The concept_version field in codes.parquet records which domain config version produced each concept. This ensures traceability: if ADT taxonomy v2.0 adds a new sub-category, datasets built under v1.0 are still interpretable.

Science evolves, and so do definitions. Versioning makes that evolution traceable rather than silent.

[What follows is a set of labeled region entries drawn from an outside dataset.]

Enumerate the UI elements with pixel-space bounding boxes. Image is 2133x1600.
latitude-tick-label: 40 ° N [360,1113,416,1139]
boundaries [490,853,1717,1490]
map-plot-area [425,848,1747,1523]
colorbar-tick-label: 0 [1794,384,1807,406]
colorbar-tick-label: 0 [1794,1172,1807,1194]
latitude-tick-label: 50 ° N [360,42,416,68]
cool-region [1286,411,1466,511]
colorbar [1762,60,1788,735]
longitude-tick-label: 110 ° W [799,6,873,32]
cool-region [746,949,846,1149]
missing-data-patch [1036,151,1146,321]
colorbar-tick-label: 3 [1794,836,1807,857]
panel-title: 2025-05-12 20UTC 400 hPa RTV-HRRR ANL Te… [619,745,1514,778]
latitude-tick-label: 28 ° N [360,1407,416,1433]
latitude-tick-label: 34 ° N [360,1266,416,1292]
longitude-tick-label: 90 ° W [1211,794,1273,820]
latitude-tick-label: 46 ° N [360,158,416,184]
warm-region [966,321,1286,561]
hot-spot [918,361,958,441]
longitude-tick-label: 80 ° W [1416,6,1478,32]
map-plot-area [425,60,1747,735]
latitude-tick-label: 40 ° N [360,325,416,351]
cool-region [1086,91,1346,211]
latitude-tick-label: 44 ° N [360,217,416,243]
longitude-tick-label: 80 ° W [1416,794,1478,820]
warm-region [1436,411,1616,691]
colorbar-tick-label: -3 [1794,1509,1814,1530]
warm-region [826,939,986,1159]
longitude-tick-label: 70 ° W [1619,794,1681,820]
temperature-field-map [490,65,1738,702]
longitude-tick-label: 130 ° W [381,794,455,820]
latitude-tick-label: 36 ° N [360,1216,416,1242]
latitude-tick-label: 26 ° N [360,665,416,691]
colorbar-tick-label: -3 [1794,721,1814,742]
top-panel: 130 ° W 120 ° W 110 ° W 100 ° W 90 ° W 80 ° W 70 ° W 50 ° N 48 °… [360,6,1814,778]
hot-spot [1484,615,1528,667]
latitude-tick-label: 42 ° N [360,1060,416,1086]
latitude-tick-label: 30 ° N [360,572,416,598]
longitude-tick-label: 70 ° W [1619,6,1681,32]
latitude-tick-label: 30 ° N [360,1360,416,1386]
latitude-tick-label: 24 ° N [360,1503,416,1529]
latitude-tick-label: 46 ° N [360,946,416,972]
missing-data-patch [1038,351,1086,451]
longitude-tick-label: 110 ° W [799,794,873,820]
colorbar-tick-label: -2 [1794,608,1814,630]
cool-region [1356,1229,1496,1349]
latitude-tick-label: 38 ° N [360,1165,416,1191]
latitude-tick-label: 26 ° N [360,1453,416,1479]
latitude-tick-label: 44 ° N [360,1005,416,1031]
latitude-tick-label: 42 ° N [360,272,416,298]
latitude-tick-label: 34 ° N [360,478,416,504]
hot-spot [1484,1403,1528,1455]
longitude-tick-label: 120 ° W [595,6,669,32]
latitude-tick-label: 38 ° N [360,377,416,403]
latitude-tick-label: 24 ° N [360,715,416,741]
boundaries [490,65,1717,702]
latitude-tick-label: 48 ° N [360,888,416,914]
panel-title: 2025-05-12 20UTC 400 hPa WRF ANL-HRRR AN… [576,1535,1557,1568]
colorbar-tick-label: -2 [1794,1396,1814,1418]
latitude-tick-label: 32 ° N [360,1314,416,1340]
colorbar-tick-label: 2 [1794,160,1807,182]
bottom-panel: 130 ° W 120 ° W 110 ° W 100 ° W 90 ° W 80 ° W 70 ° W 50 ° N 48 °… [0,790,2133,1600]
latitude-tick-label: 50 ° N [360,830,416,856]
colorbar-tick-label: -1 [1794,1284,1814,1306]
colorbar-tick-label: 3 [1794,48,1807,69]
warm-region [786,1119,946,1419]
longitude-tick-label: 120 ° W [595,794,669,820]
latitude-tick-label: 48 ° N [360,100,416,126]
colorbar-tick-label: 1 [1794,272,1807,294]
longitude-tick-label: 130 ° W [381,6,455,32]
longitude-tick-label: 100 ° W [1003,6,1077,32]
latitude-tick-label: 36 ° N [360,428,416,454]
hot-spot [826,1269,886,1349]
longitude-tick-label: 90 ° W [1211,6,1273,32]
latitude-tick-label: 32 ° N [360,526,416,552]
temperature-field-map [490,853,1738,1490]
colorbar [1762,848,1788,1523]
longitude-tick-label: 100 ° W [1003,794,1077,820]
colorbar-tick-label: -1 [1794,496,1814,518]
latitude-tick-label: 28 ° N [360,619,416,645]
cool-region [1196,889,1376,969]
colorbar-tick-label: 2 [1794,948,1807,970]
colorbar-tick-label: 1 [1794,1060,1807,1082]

Inheritance & Override Policy

  • Extensions reference a base domain with extends_domain
  • Extensions inherit all default concepts from the base domain
  • Extensions can add new concepts without any flag
  • Extensions can add new source mappings to existing concepts by setting override: true
  • The system rejects overrides that lack this flag. This prevents accidental changes to default concepts

Flexibility

ELF defines a minimum standard — not a maximum. Users can:

  • Add concepts beyond the ELF defaults via extension configs
  • Have fewer concepts if their data doesn't cover all ELF categories

This mirrors real-world experience. The CLIF consortium spans 10+ sites — some record angiotensin infusion rates, others do not. The right approach is to standardize what IS present at each site, not to require every site to have every concept.

If a hospital has no neurological ICU, it simply has no ADT//TRANSFER_IN//icu//neuro_icu events. If a hospital has a burn ICU that doesn't fit the default taxonomy, they add it via an extension config. The framework adapts to reality rather than demanding reality conform to it.